The last year has been challenging for the distribution industry across Europe keeping supplies flowing during with the Covid-19 pandemic. The last few weeks have added on Brexit with the UK leaving the EU and lorries held up at Dover and Calais.
“We are very focussed on the front end design and not so caught up in the production quantities,” said Pete Malpas, vice president for the EMEA region (above) who was previously head of northern Europe. “We have a product situation that is very broad but relatively quite shallow. We don’t get into the mass production so we are managing our supply chain.”
This means the UK leaving the EU has a similar impact to Covid-19.
“We have made decisions more than twice to prepare for Brexit,” said Malpas. “There’s a lot going on at the moment. For example, [global logistics company] DB Schenker suspended deliveries into the UK with implications for automotive shipments.”
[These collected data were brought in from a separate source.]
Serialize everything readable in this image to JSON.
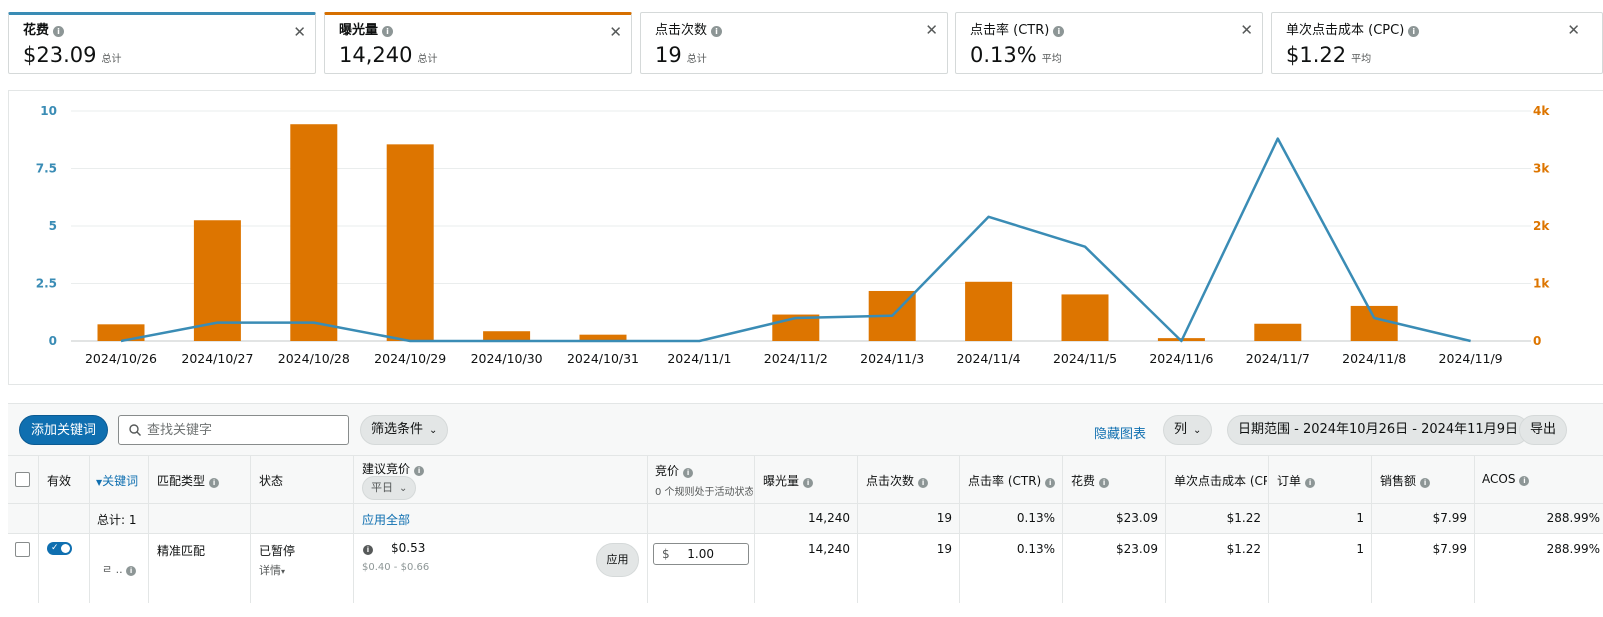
{
  "metrics": [
    {
      "title": "花费",
      "value": "$23.09",
      "sub": "总计",
      "color": "#3a8cb5"
    },
    {
      "title": "曝光量",
      "value": "14,240",
      "sub": "总计",
      "color": "#d66f00"
    },
    {
      "title": "点击次数",
      "value": "19",
      "sub": "总计"
    },
    {
      "title": "点击率 (CTR)",
      "value": "0.13%",
      "sub": "平均"
    },
    {
      "title": "单次点击成本 (CPC)",
      "value": "$1.22",
      "sub": "平均"
    }
  ],
  "chart_data": {
    "type": "bar",
    "categories": [
      "2024/10/26",
      "2024/10/27",
      "2024/10/28",
      "2024/10/29",
      "2024/10/30",
      "2024/10/31",
      "2024/11/1",
      "2024/11/2",
      "2024/11/3",
      "2024/11/4",
      "2024/11/5",
      "2024/11/6",
      "2024/11/7",
      "2024/11/8",
      "2024/11/9"
    ],
    "series": [
      {
        "name": "曝光量",
        "kind": "bar",
        "axis": "right",
        "color": "#dd7500",
        "values": [
          290,
          2100,
          3770,
          3420,
          170,
          110,
          0,
          460,
          870,
          1030,
          810,
          50,
          300,
          610,
          0
        ]
      },
      {
        "name": "花费",
        "kind": "line",
        "axis": "left",
        "color": "#3a8cb5",
        "values": [
          0,
          0.8,
          0.8,
          0,
          0,
          0,
          0,
          1.0,
          1.1,
          5.4,
          4.1,
          0,
          8.8,
          1.0,
          0
        ]
      }
    ],
    "left_axis": {
      "ticks": [
        "0",
        "2.5",
        "5",
        "7.5",
        "10"
      ],
      "range": [
        0,
        10
      ],
      "color": "#3a8cb5"
    },
    "right_axis": {
      "ticks": [
        "0",
        "1k",
        "2k",
        "3k",
        "4k"
      ],
      "range": [
        0,
        4000
      ],
      "color": "#dd7500"
    },
    "grid": true
  },
  "toolbar": {
    "add_keyword": "添加关键词",
    "search_placeholder": "查找关键字",
    "filter": "筛选条件",
    "hide_chart": "隐藏图表",
    "columns": "列",
    "date_range": "日期范围 - 2024年10月26日 - 2024年11月9日",
    "export": "导出"
  },
  "table": {
    "headers": {
      "active": "有效",
      "keyword": "关键词",
      "match_type": "匹配类型",
      "status": "状态",
      "suggested_bid": "建议竞价",
      "suggested_pill": "平日",
      "bid": "竞价",
      "bid_sub": "0 个规则处于活动状态",
      "impressions": "曝光量",
      "clicks": "点击次数",
      "ctr": "点击率 (CTR)",
      "spend": "花费",
      "cpc": "单次点击成本 (CPC)",
      "orders": "订单",
      "sales": "销售额",
      "acos": "ACOS"
    },
    "totals": {
      "label": "总计: 1",
      "apply_all": "应用全部",
      "impressions": "14,240",
      "clicks": "19",
      "ctr": "0.13%",
      "spend": "$23.09",
      "cpc": "$1.22",
      "orders": "1",
      "sales": "$7.99",
      "acos": "288.99%"
    },
    "row": {
      "keyword": "ㄹ ..",
      "match_type": "精准匹配",
      "status": "已暂停",
      "details": "详情",
      "suggested_bid": "$0.53",
      "suggested_range": "$0.40 - $0.66",
      "apply": "应用",
      "bid_currency": "$",
      "bid_value": "1.00",
      "impressions": "14,240",
      "clicks": "19",
      "ctr": "0.13%",
      "spend": "$23.09",
      "cpc": "$1.22",
      "orders": "1",
      "sales": "$7.99",
      "acos": "288.99%"
    }
  }
}
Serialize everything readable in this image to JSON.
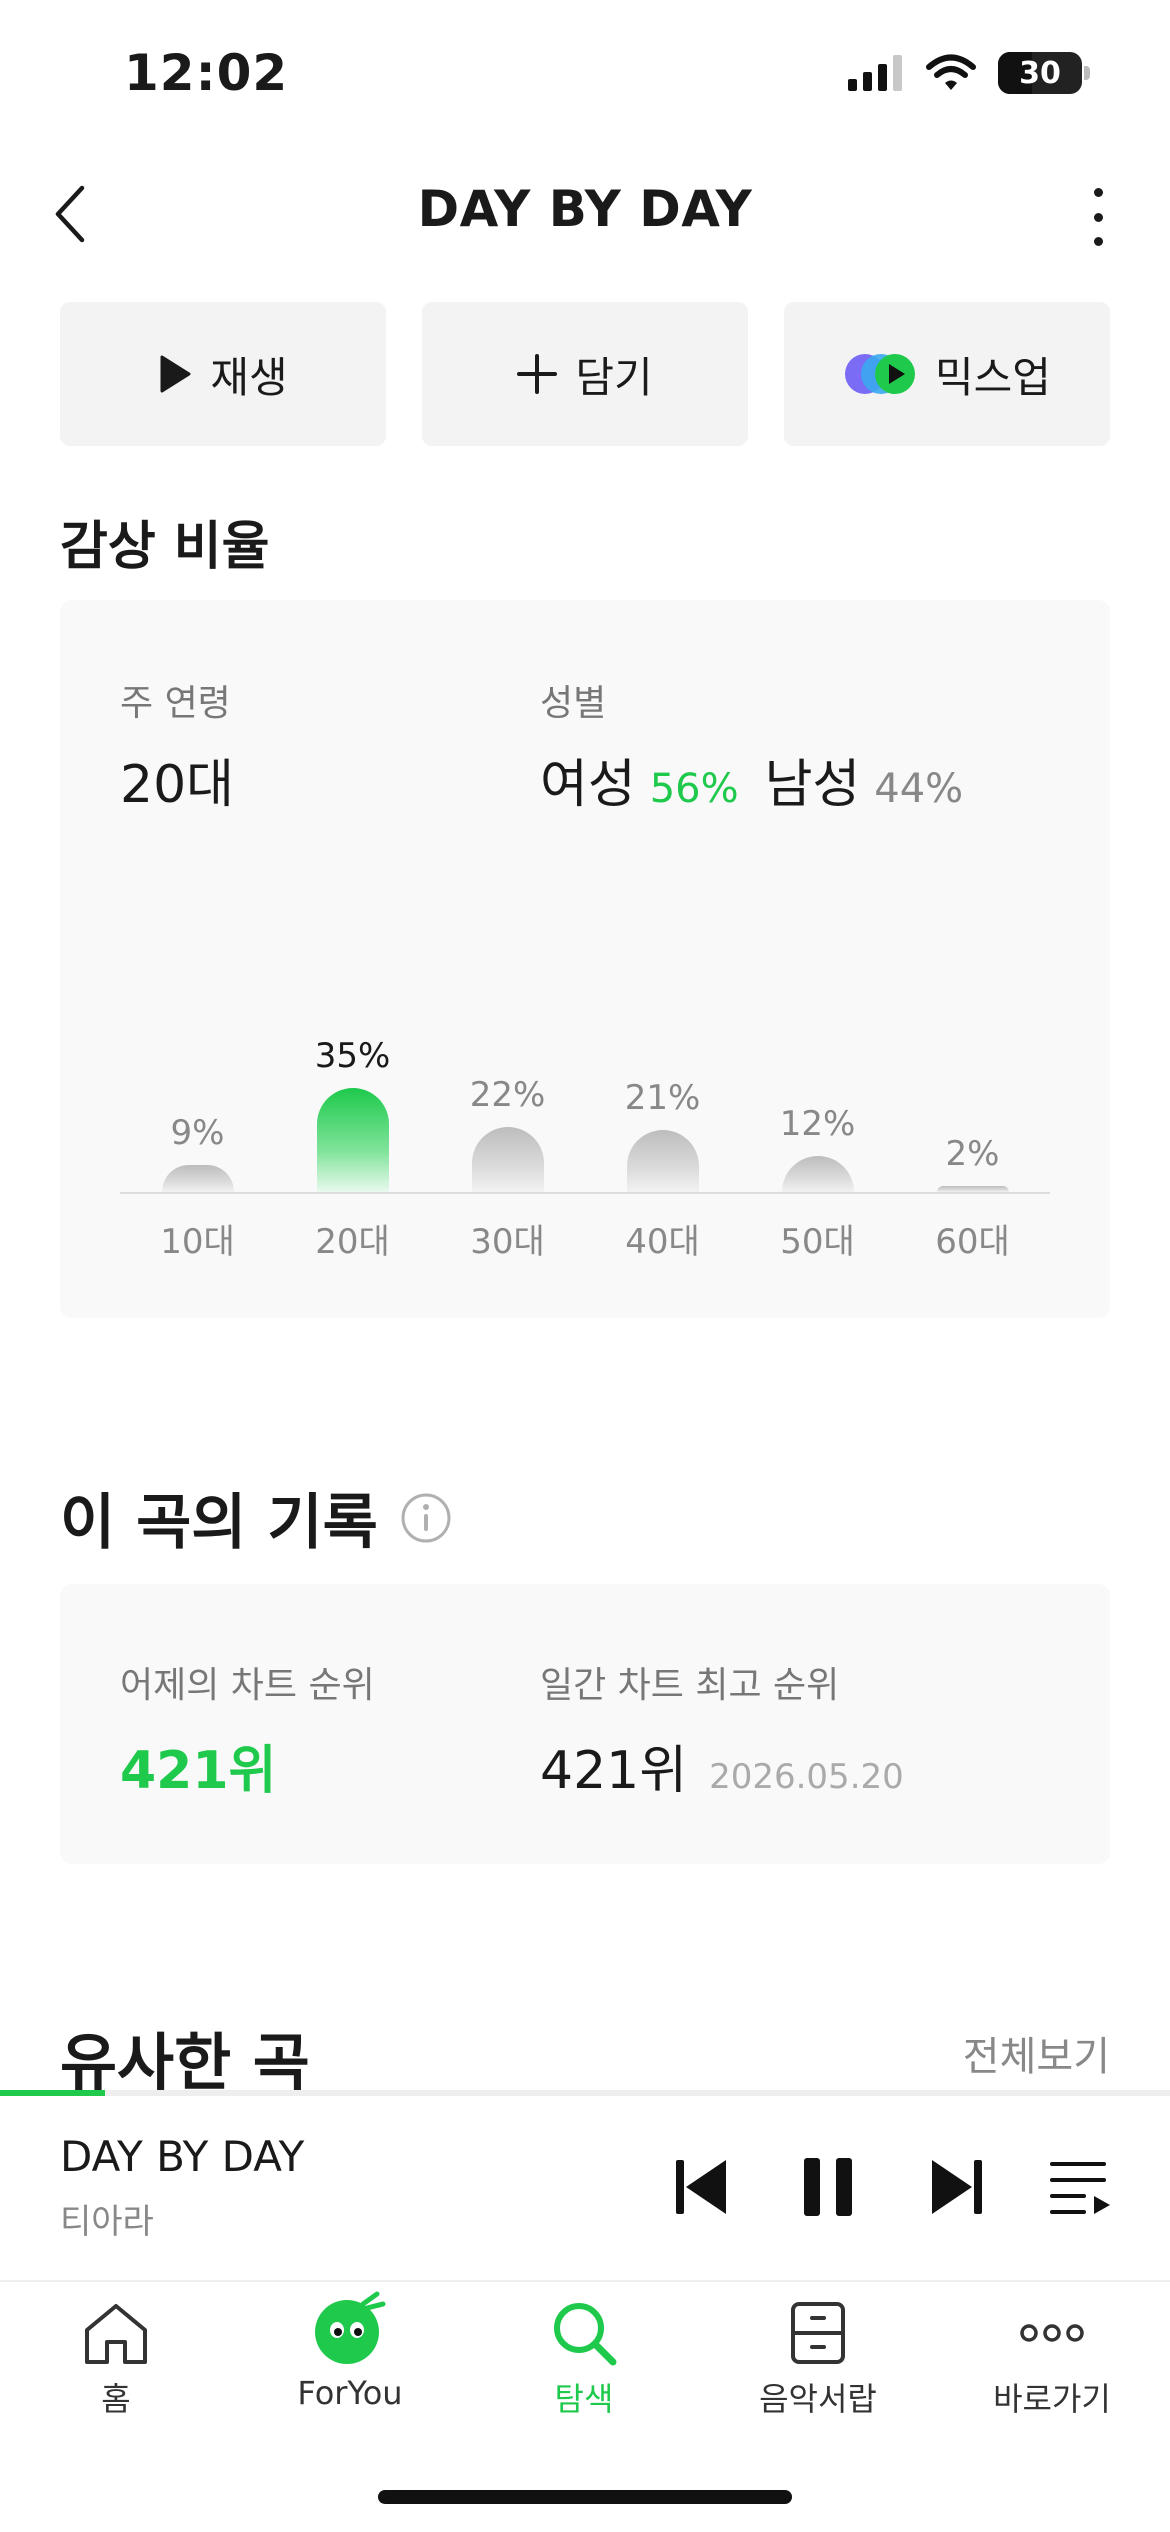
{
  "status_bar": {
    "time": "12:02",
    "battery": "30"
  },
  "header": {
    "title": "DAY BY DAY"
  },
  "actions": [
    {
      "label": "재생",
      "icon": "play-icon"
    },
    {
      "label": "담기",
      "icon": "plus-icon"
    },
    {
      "label": "믹스업",
      "icon": "mixup-icon"
    }
  ],
  "listening_ratio": {
    "title": "감상 비율",
    "main_age_label": "주 연령",
    "main_age_value": "20대",
    "gender_label": "성별",
    "female_label": "여성",
    "female_pct": "56%",
    "male_label": "남성",
    "male_pct": "44%",
    "accent_color": "#1ec94c"
  },
  "chart_data": {
    "type": "bar",
    "categories": [
      "10대",
      "20대",
      "30대",
      "40대",
      "50대",
      "60대"
    ],
    "values": [
      9,
      35,
      22,
      21,
      12,
      2
    ],
    "value_labels": [
      "9%",
      "35%",
      "22%",
      "21%",
      "12%",
      "2%"
    ],
    "highlight_index": 1,
    "ylim": [
      0,
      35
    ],
    "grid": false
  },
  "record": {
    "title": "이 곡의 기록",
    "yesterday_label": "어제의 차트 순위",
    "yesterday_value": "421위",
    "best_label": "일간 차트 최고 순위",
    "best_value": "421위",
    "best_date": "2026.05.20"
  },
  "similar": {
    "title": "유사한 곡",
    "view_all": "전체보기"
  },
  "player": {
    "title": "DAY BY DAY",
    "artist": "티아라",
    "progress": 0.09
  },
  "tabs": [
    {
      "label": "홈",
      "icon": "home-icon",
      "active": false
    },
    {
      "label": "ForYou",
      "icon": "foryou-character-icon",
      "active": false
    },
    {
      "label": "탐색",
      "icon": "search-icon",
      "active": true
    },
    {
      "label": "음악서랍",
      "icon": "drawer-icon",
      "active": false
    },
    {
      "label": "바로가기",
      "icon": "more-dots-icon",
      "active": false
    }
  ]
}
Those decisions involved increasing stock levels in multiple distribution warehouses.
“Like many companies we prepared several times for Brexit. We are in a fortunate position where we have multiple stocking locations around the world, and we made the decision early to increase our inventory with around £27m across EMEA,” he said. “We never really took that out, and having that additional inventory really helped. As we headed to the end of the year we put additional inventory in again in multiple locations to help mitigate against any eventuality.
“We’ve had a cross function team working on this for several years and we breathed sigh of relief with a deal at the 12th hour. We serve the DACH [German and central European markets] from Bad Hersfeld in Germany and where we have cross border shipments we moved from road to air – there are implications with that but we are seeing no issues at all with that," he said.